On a wider scale, too, fintech is now being forced to react to some of the changes it has prompted in the industry it initially sought to disrupt.

Decaying Orbits

Taken as a whole, while fintech continues to exert its influence on the minds of technologists, VC investors, and indeed regulators—in a recent proposal to expand the powers of market watchdogs, the European Commission included an odd provision stating that regulators must “consider fintech” in all of their rulemaking activities—it’s clear that some of the wind has left the nascent industry’s sails. This may not necessarily be a bad thing for the industry as a whole—a number of acquisitions this year have seen innovative fintech firms snapped up by incumbents, which has validated their approach, the most noteworthy of which were Nasdaq’s purchase of Sybenetix in July, and Trading Technologies’ acquisition of Neurensic in October.

However, on a macro scale, this could be unwelcome news for countries such as the UK, which was an early backer of fintech and has seen interest wane since its vote to leave the European Union in 2016. The departure of major banks from London for Frankfurt, coupled with a declining fintech sector that employs 60,000 people and contributes £6.6 billion to the economy, but saw a 34 percent decrease on capital inflows during 2016, according to figures from trade body Innovate Finance, could be bad news for the country’s financial sector.

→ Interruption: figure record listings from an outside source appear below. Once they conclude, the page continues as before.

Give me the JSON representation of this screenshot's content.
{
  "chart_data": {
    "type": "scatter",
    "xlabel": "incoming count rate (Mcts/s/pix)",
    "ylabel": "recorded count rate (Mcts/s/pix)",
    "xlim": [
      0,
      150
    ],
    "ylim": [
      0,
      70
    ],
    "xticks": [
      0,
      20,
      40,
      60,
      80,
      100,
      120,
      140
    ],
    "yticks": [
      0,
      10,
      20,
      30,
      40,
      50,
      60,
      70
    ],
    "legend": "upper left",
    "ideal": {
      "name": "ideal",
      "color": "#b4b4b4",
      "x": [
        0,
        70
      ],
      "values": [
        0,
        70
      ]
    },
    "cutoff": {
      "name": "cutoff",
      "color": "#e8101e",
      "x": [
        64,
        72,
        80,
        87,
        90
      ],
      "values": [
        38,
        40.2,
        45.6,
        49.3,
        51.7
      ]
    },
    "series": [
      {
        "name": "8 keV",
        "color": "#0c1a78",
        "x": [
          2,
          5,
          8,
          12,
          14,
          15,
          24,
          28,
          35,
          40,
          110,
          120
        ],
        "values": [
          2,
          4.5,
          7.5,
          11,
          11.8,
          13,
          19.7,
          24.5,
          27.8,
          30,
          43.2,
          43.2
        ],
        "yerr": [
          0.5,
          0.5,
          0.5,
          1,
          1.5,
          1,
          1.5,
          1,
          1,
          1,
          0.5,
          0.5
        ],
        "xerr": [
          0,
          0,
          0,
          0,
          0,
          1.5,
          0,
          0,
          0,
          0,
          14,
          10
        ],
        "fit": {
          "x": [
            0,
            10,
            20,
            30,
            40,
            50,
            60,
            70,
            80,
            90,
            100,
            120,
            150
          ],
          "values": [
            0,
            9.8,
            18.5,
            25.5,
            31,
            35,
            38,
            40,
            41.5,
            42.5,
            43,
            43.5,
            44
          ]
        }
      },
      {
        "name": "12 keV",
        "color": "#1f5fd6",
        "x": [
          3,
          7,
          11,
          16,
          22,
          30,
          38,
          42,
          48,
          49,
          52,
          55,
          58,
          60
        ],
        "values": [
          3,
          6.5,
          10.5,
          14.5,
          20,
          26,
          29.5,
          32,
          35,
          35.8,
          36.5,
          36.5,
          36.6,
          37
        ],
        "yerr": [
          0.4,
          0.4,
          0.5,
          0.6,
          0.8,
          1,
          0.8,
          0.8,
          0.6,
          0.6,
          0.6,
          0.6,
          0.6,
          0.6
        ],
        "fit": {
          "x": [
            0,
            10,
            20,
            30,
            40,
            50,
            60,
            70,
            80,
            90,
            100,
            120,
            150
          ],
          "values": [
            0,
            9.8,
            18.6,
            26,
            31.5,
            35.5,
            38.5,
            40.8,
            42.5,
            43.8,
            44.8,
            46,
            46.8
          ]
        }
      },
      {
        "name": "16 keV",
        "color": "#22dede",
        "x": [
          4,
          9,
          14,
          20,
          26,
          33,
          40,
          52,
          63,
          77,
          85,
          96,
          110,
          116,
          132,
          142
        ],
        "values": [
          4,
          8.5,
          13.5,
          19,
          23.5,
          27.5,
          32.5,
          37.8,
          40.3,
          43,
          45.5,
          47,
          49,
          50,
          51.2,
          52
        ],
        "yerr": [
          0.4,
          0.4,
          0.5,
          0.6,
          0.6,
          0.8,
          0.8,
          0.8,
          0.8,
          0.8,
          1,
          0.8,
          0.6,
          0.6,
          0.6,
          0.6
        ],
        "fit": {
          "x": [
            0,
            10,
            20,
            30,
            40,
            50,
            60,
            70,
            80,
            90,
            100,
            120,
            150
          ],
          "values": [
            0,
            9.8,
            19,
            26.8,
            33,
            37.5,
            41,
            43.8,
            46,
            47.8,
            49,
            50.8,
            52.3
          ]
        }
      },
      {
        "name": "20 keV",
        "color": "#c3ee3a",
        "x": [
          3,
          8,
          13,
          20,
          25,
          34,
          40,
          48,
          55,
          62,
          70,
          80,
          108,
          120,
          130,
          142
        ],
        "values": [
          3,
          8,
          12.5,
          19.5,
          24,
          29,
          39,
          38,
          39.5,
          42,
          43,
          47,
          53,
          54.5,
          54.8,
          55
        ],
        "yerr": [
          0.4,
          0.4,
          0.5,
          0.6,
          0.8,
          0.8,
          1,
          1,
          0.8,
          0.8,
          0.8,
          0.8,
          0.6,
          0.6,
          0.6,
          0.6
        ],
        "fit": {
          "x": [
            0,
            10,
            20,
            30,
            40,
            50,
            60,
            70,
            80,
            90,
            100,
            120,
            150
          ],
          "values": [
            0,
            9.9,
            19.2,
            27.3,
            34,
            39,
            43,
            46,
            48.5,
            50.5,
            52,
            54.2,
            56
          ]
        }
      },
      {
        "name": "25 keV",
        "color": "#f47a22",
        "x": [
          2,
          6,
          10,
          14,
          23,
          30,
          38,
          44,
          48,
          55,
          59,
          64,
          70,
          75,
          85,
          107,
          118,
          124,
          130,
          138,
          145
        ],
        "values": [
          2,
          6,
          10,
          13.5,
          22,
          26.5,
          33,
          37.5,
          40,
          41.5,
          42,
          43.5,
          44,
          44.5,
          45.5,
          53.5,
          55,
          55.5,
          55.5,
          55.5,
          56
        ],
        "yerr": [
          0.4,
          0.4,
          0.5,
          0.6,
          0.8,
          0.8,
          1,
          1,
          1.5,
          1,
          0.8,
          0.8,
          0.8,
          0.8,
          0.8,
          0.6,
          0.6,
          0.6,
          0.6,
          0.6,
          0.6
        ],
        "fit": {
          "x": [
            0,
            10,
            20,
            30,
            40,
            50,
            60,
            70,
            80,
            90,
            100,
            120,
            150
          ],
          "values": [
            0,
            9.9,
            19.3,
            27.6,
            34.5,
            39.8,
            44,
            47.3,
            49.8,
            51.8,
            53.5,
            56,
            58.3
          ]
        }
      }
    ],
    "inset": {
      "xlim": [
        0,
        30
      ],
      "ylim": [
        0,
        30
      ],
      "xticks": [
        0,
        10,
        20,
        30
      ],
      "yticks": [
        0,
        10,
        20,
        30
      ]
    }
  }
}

Some redrawing of this optimism was, perhaps, inevitable. There has been a general failure of fintech to recognize the key factors that have been driving change in financial markets, not all of which are attributable to legacy technology or an inability to adapt quickly. Regulation, consumer behavior and the natural evolution of financial products have all factored in to how banks have begun to change their practices and their offerings, and that can’t always be solved with something new. “The structure of the financial services market is changing, irrespective of the fintech phenomenon, driven by economics, customer needs and regulatory responses to market failure,” said Julian Skan, senior managing director, and Eve Ryan, banking research lead at Accenture, in a May 2017 research note titled, Fintech—Did Someone Cancel the Revolution? While fintech has a part to play in this future and in making the current system into a “better version of itself,” the researchers concluded, it won’t replace the existing system on its own.

What this does do, however, is provide a salutary lesson for future startups to perhaps consider—if you can’t beat ’em, join ’em.